The Secretary of the Treasury calls for a return to classical economics as the basis for macroeconomic policy:

one has to wonder whether the policy debate in this country is not the sort of thing that one might have hoped to see in a ‘classical’ economy of the sort that economists thought existed before the Great Depression and the ensuing Keynesian revolution; a debate about the factors that influence our productive capacity rather than the factors that influence our demand for it.

This shift in policy attention – from pre-occupation with the management of effective demand to an interest in the things that affect aggregate supply – is timely since, especially for demographic reasons, the principal macroeconomic issue of the very near future will be inadequate participation, not unemployment – a problem of too few people wanting a job, not too many…

It might be worth asking the question whether, because of the reform efforts of the past, we should not now consider ourselves to be most often in a ‘classical’ world in which the economy naturally trends toward, and in fact spends most of its time quite close to, its productive capacity, or supply potential, without the need of continuous macro policy stimulus.

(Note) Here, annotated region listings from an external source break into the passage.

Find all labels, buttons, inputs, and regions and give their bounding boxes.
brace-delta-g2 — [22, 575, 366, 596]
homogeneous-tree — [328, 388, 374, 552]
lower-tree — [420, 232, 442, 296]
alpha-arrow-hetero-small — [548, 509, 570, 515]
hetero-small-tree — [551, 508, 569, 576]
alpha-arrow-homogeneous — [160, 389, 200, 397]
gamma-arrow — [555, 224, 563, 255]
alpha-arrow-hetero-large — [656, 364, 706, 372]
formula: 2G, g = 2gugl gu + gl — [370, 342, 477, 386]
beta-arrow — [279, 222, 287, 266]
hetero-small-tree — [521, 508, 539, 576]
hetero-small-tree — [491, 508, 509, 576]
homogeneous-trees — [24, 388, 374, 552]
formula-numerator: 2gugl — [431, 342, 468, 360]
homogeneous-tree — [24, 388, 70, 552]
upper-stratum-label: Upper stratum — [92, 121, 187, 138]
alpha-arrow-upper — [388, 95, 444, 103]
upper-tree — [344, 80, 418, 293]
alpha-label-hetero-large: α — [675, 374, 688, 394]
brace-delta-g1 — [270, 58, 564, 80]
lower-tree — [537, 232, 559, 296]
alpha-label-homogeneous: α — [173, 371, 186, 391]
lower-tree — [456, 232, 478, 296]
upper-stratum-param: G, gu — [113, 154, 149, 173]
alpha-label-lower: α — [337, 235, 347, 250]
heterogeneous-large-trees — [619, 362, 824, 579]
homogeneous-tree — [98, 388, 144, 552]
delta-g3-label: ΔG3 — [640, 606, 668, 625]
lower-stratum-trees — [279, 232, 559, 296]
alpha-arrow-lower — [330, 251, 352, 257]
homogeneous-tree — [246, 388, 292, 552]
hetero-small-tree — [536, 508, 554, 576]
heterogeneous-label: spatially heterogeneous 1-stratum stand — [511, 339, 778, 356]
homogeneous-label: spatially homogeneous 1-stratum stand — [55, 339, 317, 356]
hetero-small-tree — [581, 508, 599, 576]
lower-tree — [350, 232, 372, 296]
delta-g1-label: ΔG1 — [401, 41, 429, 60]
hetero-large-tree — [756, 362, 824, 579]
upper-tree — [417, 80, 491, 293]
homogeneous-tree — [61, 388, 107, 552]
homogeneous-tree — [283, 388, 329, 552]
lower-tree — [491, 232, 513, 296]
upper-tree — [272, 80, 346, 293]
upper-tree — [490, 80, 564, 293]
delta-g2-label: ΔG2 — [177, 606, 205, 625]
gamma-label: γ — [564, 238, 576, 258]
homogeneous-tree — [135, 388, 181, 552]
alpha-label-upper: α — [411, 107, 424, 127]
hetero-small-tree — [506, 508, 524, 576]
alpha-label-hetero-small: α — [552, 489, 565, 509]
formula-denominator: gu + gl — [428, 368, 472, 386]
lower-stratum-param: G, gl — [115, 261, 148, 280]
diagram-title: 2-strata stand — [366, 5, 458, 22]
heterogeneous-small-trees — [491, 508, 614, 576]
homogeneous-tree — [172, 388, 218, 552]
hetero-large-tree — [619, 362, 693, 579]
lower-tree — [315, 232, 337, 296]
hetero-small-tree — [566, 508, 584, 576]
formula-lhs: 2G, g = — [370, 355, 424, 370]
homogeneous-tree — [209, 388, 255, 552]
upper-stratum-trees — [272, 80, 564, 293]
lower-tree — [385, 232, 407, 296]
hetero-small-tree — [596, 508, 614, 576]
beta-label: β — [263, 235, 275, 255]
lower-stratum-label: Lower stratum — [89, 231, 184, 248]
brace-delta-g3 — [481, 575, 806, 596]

Answering this question in the affirmative would not imply a view that we have eliminated the business cycle. There will be future economic downturns. And when we see evidence of one we should not be afraid of responding with activist expansionary macroeconomic policy.  Rather, an affirmative answer implies some conditioning of the exercise of macro policy activism – an acceptance that large swings in macro instruments are to be implemented (only) in extremis.